Co-expression networks in Chlamydomonas reveal significant rhythmicity in batch cultures and empower gene function discovery

Cite this dataset

Salomé, Patrice; Merchant, Sabeeha (2021). Co-expression networks in Chlamydomonas reveal significant rhythmicity in batch cultures and empower gene function discovery [Dataset]. Dryad.


The unicellular green alga Chlamydomonas reinhardtii is a choice reference system for the study of photosynthesis and chloroplast metabolism, cilium assembly and function, lipid and starch metabolism, and metal homeostasis. Despite decades of research, the functions of thousands of genes remain largely unknown, and new approaches are needed to categorically assign genes to cellular pathways. Growing collections of transcriptome and proteome data now allow a systematic approach based on integrative co-expression analysis. We used a dataset comprising 518 deep transcriptome samples derived from 58 independent experiments to identify potential co-expression relationships between genes. We visualized co-expression potential with the R package corrplot, to easily assess co-expression and anti-correlation between genes. We extracted several hundred high-confidence genes at the intersection of multiple curated lists involved in cilia, cell division, and photosynthesis, illustrating the power of our method. Surprisingly, Chlamydomonas experiments retained a significant rhythmic component across the transcriptome, suggesting an underappreciated variable during sample collection, even in samples collected in constant light. Our results therefore document substantial residual synchronization in batch cultures, contrary to assumptions of asynchrony. We provide step-by-step protocols for the analysis of co-expression across transcriptome data sets from Chlamydomonas and other species to help foster gene function discovery


For Chlamydomonas, the data set consists of 518 RNA-seq samples derived from 58 independent experiments, most published.
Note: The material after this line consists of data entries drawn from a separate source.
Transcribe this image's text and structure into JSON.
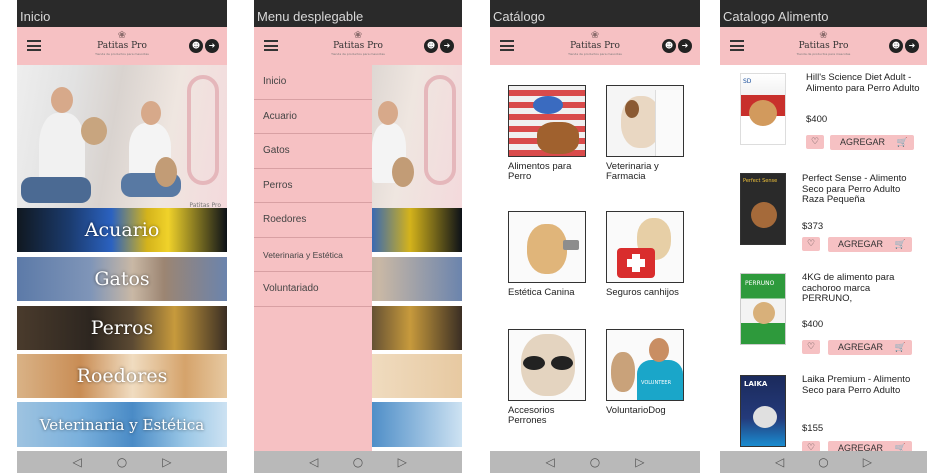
{
  "frames": [
    {
      "title": "Inicio"
    },
    {
      "title": "Menu desplegable"
    },
    {
      "title": "Catálogo"
    },
    {
      "title": "Catalogo Alimento"
    }
  ],
  "brand": {
    "name": "Patitas Pro",
    "tagline": "Tienda de productos para mascotas",
    "paw": "❀"
  },
  "header_icons": {
    "user": "☻",
    "cart": "➜"
  },
  "navbar": {
    "back": "◁",
    "home": "○",
    "recent": "▷"
  },
  "home": {
    "hero_watermark": "Patitas Pro",
    "carousel_dots": "● ● ●",
    "categories": [
      "Acuario",
      "Gatos",
      "Perros",
      "Roedores",
      "Veterinaria y Estética"
    ]
  },
  "menu": {
    "items": [
      "Inicio",
      "Acuario",
      "Gatos",
      "Perros",
      "Roedores",
      "Veterinaria y Estética",
      "Voluntariado"
    ]
  },
  "catalog": {
    "items": [
      {
        "label": "Alimentos para Perro"
      },
      {
        "label": "Veterinaria y Farmacia"
      },
      {
        "label": "Estética Canina"
      },
      {
        "label": "Seguros canhijos"
      },
      {
        "label": "Accesorios Perrones"
      },
      {
        "label": "VoluntarioDog"
      }
    ],
    "volunteer_shirt": "VOLUNTEER"
  },
  "food": {
    "add_label": "AGREGAR",
    "heart": "♡",
    "cart_icon": "🛒",
    "products": [
      {
        "name": "Hill's Science Diet Adult - Alimento para Perro Adulto",
        "price": "$400",
        "pkg": "SD"
      },
      {
        "name": "Perfect Sense - Alimento Seco para Perro Adulto Raza Pequeña",
        "price": "$373",
        "pkg": "Perfect Sense"
      },
      {
        "name": "4KG de alimento para cachoroo marca PERRUNO,",
        "price": "$400",
        "pkg": "PERRUNO"
      },
      {
        "name": "Laika Premium - Alimento Seco para Perro Adulto",
        "price": "$155",
        "pkg": "LAIKA"
      }
    ]
  },
  "colors": {
    "accent": "#f6c1c3",
    "frame_bg": "#2a2a2a",
    "navbar": "#b9b9b9"
  }
}
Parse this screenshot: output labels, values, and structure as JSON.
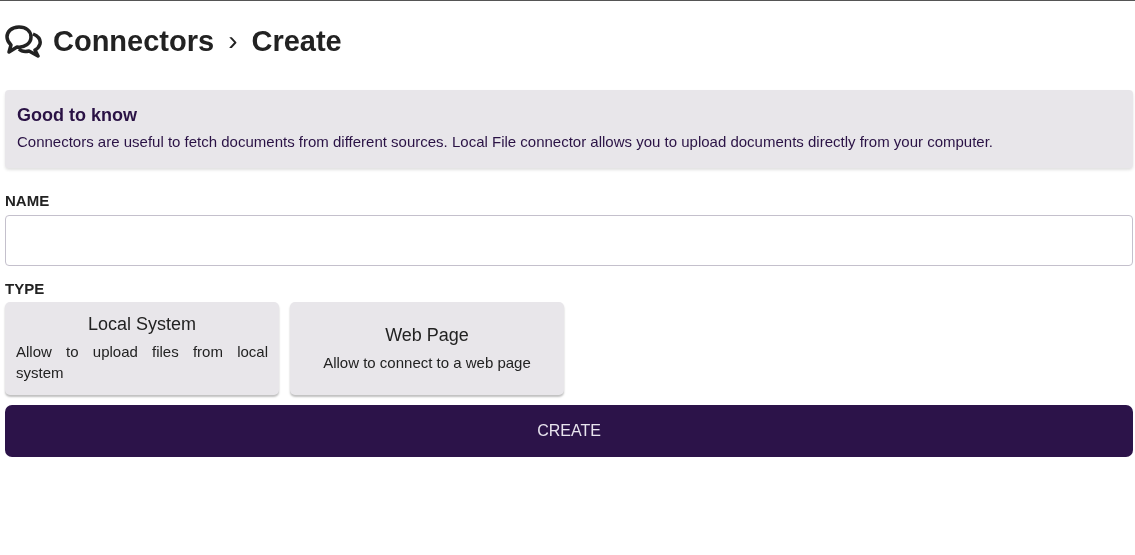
{
  "breadcrumb": {
    "section": "Connectors",
    "separator": "›",
    "page": "Create"
  },
  "info": {
    "title": "Good to know",
    "text": "Connectors are useful to fetch documents from different sources. Local File connector allows you to upload documents directly from your computer."
  },
  "name_field": {
    "label": "NAME"
  },
  "type_field": {
    "label": "TYPE",
    "options": [
      {
        "title": "Local System",
        "description": "Allow to upload files from local system"
      },
      {
        "title": "Web Page",
        "description": "Allow to connect to a web page"
      }
    ]
  },
  "submit": {
    "label": "CREATE"
  }
}
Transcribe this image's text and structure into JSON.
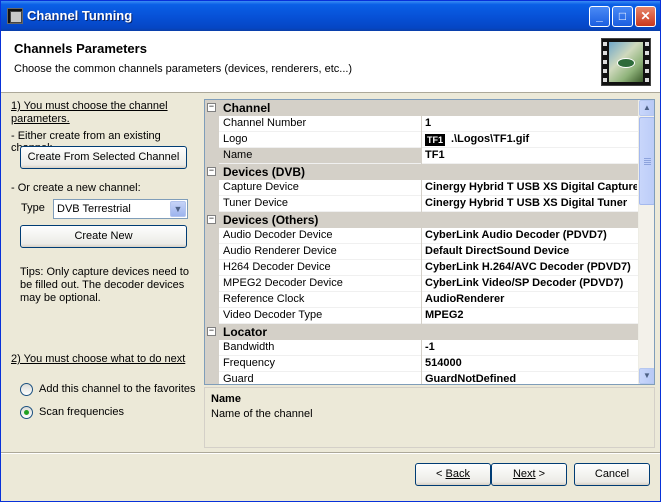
{
  "window": {
    "title": "Channel Tunning"
  },
  "header": {
    "title": "Channels Parameters",
    "subtitle": "Choose the common channels parameters (devices, renderers, etc...)"
  },
  "left": {
    "step1_line1": "1) You must choose the channel",
    "step1_line2": "parameters.",
    "either_label": "- Either create from an existing channel:",
    "create_from_selected_label": "Create From Selected Channel",
    "or_label": "- Or create a new channel:",
    "type_label": "Type",
    "type_value": "DVB Terrestrial",
    "create_new_label": "Create New",
    "tips_line1": "Tips: Only capture devices need to",
    "tips_line2": "be filled out. The decoder devices",
    "tips_line3": "may be optional.",
    "step2_label": "2) You must choose what to do next",
    "option_favorites": "Add this channel to the favorites",
    "option_scan": "Scan frequencies",
    "selected_option": "Scan frequencies"
  },
  "grid": {
    "categories": [
      {
        "label": "Channel",
        "expander": "⊟",
        "rows": [
          {
            "name": "Channel Number",
            "value": "1"
          },
          {
            "name": "Logo",
            "value": ".\\Logos\\TF1.gif"
          },
          {
            "name": "Name",
            "value": "TF1"
          }
        ]
      },
      {
        "label": "Devices (DVB)",
        "expander": "⊟",
        "rows": [
          {
            "name": "Capture Device",
            "value": "Cinergy Hybrid T USB XS Digital Capture"
          },
          {
            "name": "Tuner Device",
            "value": "Cinergy Hybrid T USB XS Digital Tuner"
          }
        ]
      },
      {
        "label": "Devices (Others)",
        "expander": "⊟",
        "rows": [
          {
            "name": "Audio Decoder Device",
            "value": "CyberLink Audio Decoder (PDVD7)"
          },
          {
            "name": "Audio Renderer Device",
            "value": "Default DirectSound Device"
          },
          {
            "name": "H264 Decoder Device",
            "value": "CyberLink H.264/AVC Decoder (PDVD7)"
          },
          {
            "name": "MPEG2 Decoder Device",
            "value": "CyberLink Video/SP Decoder (PDVD7)"
          },
          {
            "name": "Reference Clock",
            "value": "AudioRenderer"
          },
          {
            "name": "Video Decoder Type",
            "value": "MPEG2"
          }
        ]
      },
      {
        "label": "Locator",
        "expander": "⊟",
        "rows": [
          {
            "name": "Bandwidth",
            "value": "-1"
          },
          {
            "name": "Frequency",
            "value": "514000"
          },
          {
            "name": "Guard",
            "value": "GuardNotDefined"
          }
        ]
      }
    ],
    "logo_icon_text": "TF1"
  },
  "description": {
    "title": "Name",
    "text": "Name of the channel"
  },
  "footer": {
    "back_label": "Back",
    "back_prefix": "< ",
    "next_label": "Next",
    "next_suffix": " >",
    "cancel_label": "Cancel"
  },
  "icons": {
    "window_icon": "clapperboard-icon",
    "minimize": "minimize-icon",
    "maximize": "maximize-icon",
    "close": "close-icon",
    "header_logo": "film-eye-logo",
    "dropdown": "chevron-down-icon",
    "scroll_up": "scroll-up-icon",
    "scroll_down": "scroll-down-icon"
  },
  "colors": {
    "titlebar": "#0752d8",
    "dialog_bg": "#ece9d8",
    "category_bg": "#d4d0c8",
    "radio_dot": "#21a121"
  }
}
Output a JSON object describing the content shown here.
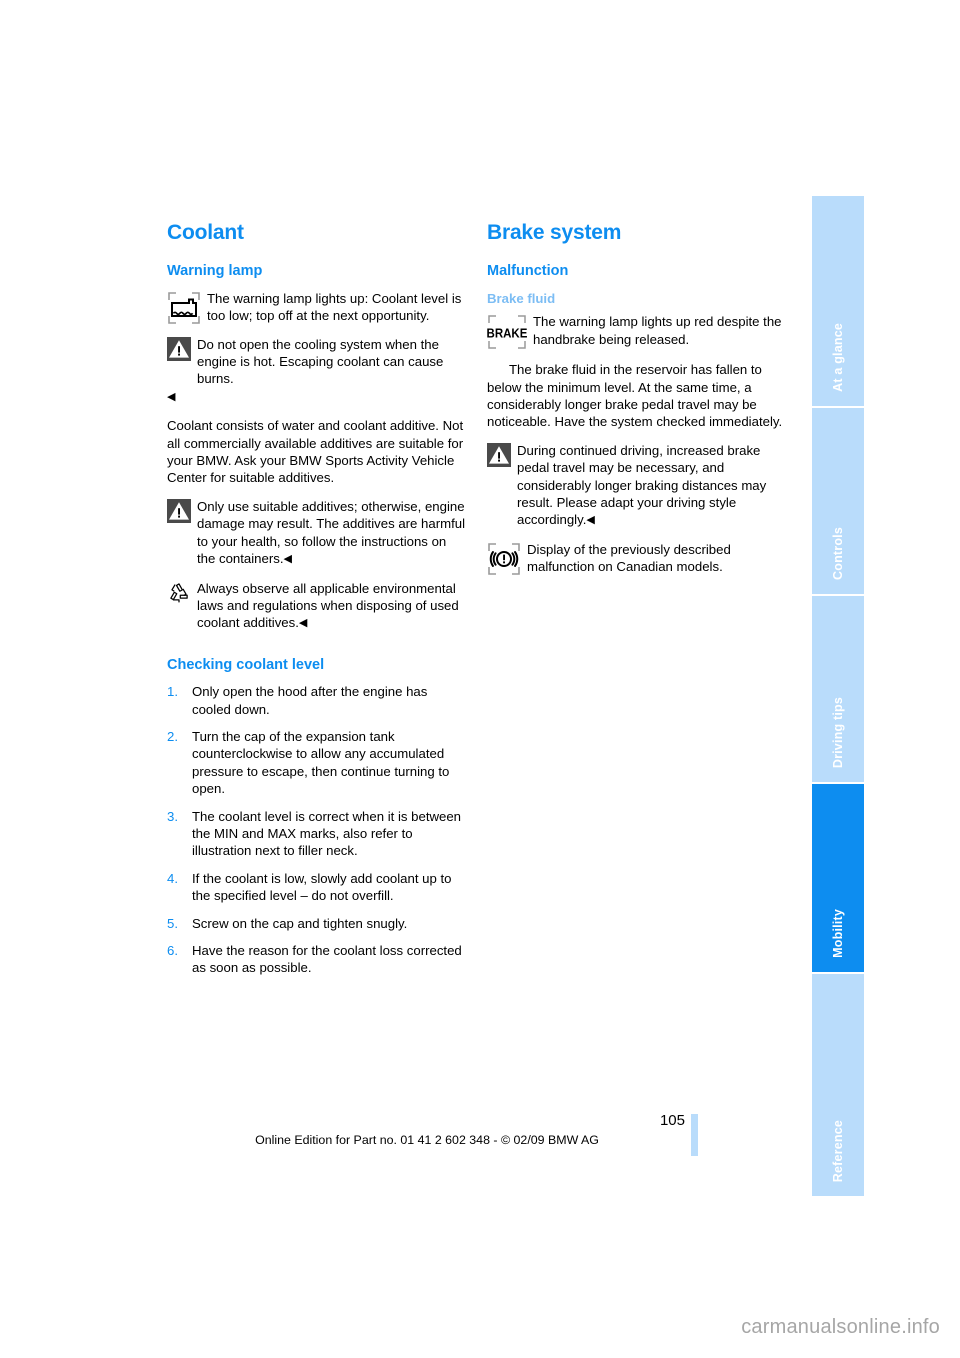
{
  "document": {
    "page_number": "105",
    "footer_text": "Online Edition for Part no. 01 41 2 602 348 - © 02/09 BMW AG",
    "watermark": "carmanualsonline.info"
  },
  "colors": {
    "heading_blue": "#0d8df0",
    "light_blue": "#7cbdf4",
    "tab_blue": "#b9dcfb",
    "tab_active_blue": "#0d8df0"
  },
  "tab_rail": {
    "tabs": [
      {
        "label": "At a glance",
        "active": false
      },
      {
        "label": "Controls",
        "active": false
      },
      {
        "label": "Driving tips",
        "active": false
      },
      {
        "label": "Mobility",
        "active": true
      },
      {
        "label": "Reference",
        "active": false
      }
    ]
  },
  "left_column": {
    "title": "Coolant",
    "warning_lamp_heading": "Warning lamp",
    "coolant_lamp_icon": "coolant-level-warning-lamp-icon",
    "coolant_lamp_text": "The warning lamp lights up: Coolant level is too low; top off at the next opportunity.",
    "hot_engine_icon": "warning-triangle-icon",
    "hot_engine_text": "Do not open the cooling system when the engine is hot. Escaping coolant can cause burns.",
    "hot_engine_endmark": "◀",
    "additive_para": "Coolant consists of water and coolant additive. Not all commercially available additives are suitable for your BMW. Ask your BMW Sports Activity Vehicle Center for suitable additives.",
    "suitable_additives_icon": "warning-triangle-icon",
    "suitable_additives_text": "Only use suitable additives; otherwise, engine damage may result. The additives are harmful to your health, so follow the instructions on the containers.",
    "suitable_additives_endmark": "◀",
    "recycle_icon": "recycling-icon",
    "recycle_text": "Always observe all applicable environmental laws and regulations when disposing of used coolant additives.",
    "recycle_endmark": "◀",
    "checking_heading": "Checking coolant level",
    "steps": [
      {
        "num": "1.",
        "text": "Only open the hood after the engine has cooled down."
      },
      {
        "num": "2.",
        "text": "Turn the cap of the expansion tank counterclockwise to allow any accumulated pressure to escape, then continue turning to open."
      },
      {
        "num": "3.",
        "text": "The coolant level is correct when it is between the MIN and MAX marks, also refer to illustration next to filler neck."
      },
      {
        "num": "4.",
        "text": "If the coolant is low, slowly add coolant up to the specified level – do not overfill."
      },
      {
        "num": "5.",
        "text": "Screw on the cap and tighten snugly."
      },
      {
        "num": "6.",
        "text": "Have the reason for the coolant loss corrected as soon as possible."
      }
    ]
  },
  "right_column": {
    "title": "Brake system",
    "malfunction_heading": "Malfunction",
    "brake_fluid_heading": "Brake fluid",
    "brake_lamp_icon": "brake-warning-lamp-icon",
    "brake_lamp_icon_label": "BRAKE",
    "brake_lamp_text": "The warning lamp lights up red despite the handbrake being released.",
    "brake_fluid_para": "The brake fluid in the reservoir has fallen to below the minimum level. At the same time, a considerably longer brake pedal travel may be noticeable. Have the system checked immediately.",
    "continued_driving_icon": "warning-triangle-icon",
    "continued_driving_text": "During continued driving, increased brake pedal travel may be necessary, and considerably longer braking distances may result. Please adapt your driving style accordingly.",
    "continued_driving_endmark": "◀",
    "canadian_icon": "canadian-brake-warning-lamp-icon",
    "canadian_text": "Display of the previously described malfunction on Canadian models."
  }
}
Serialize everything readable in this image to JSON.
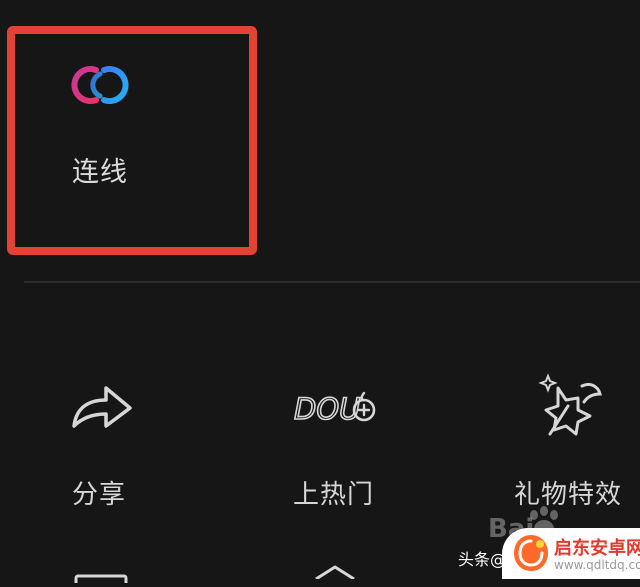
{
  "top_feature": {
    "label": "连线",
    "icon": "link-rings-icon"
  },
  "actions": [
    {
      "label": "分享",
      "icon": "share-arrow-icon"
    },
    {
      "label": "上热门",
      "icon": "dou-plus-icon",
      "icon_text": "DOU"
    },
    {
      "label": "礼物特效",
      "icon": "gift-effect-icon"
    }
  ],
  "watermark": {
    "brand_text": "Bai",
    "handle_text": "头条@",
    "site_title": "启东安卓网",
    "site_url": "www.qdltdq.com"
  },
  "colors": {
    "background": "#161616",
    "highlight": "#e34335",
    "text": "#d9d9d9",
    "ring_pink": "#e8336e",
    "ring_blue": "#2f8cf0"
  }
}
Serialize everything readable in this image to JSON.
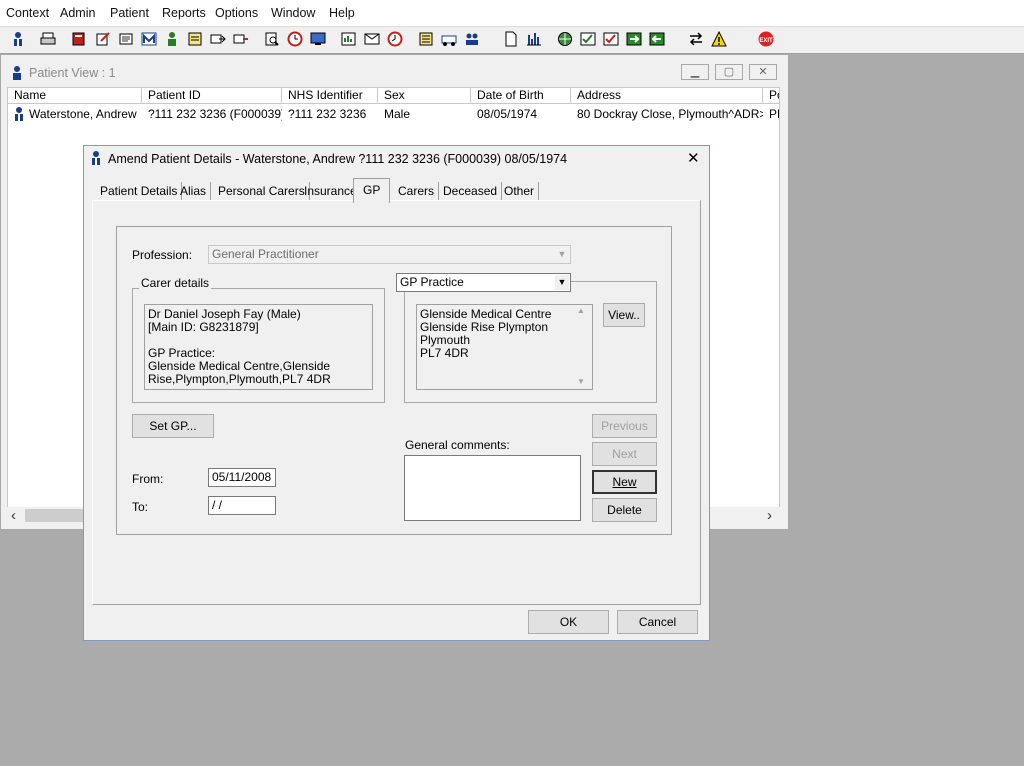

For Arabidospis, the data sets were downloaded from the AtGenExpress project site (, and collated into a single file that consisted of 34 Arabidopsis accessions, 16 sets of etiolated seedlings exposed to various light treatments, 36 sets of seedlings exposed to pathogens, 13 cell culture samples, 68 sets each for shoots and roots exposed to various abiotic stresses, 79 developmental samples (72 from shoots or leaves, 7 from roots), and 18 sets each for leaves and roots subjected to iron deficiency, with controls included. 

Usage notes

For Chlamydomonas, all genes were retained, and the data normalized by calculating the log2(FPKM+1).

For Arabidopsis, control probes were removed manually prior to normalization.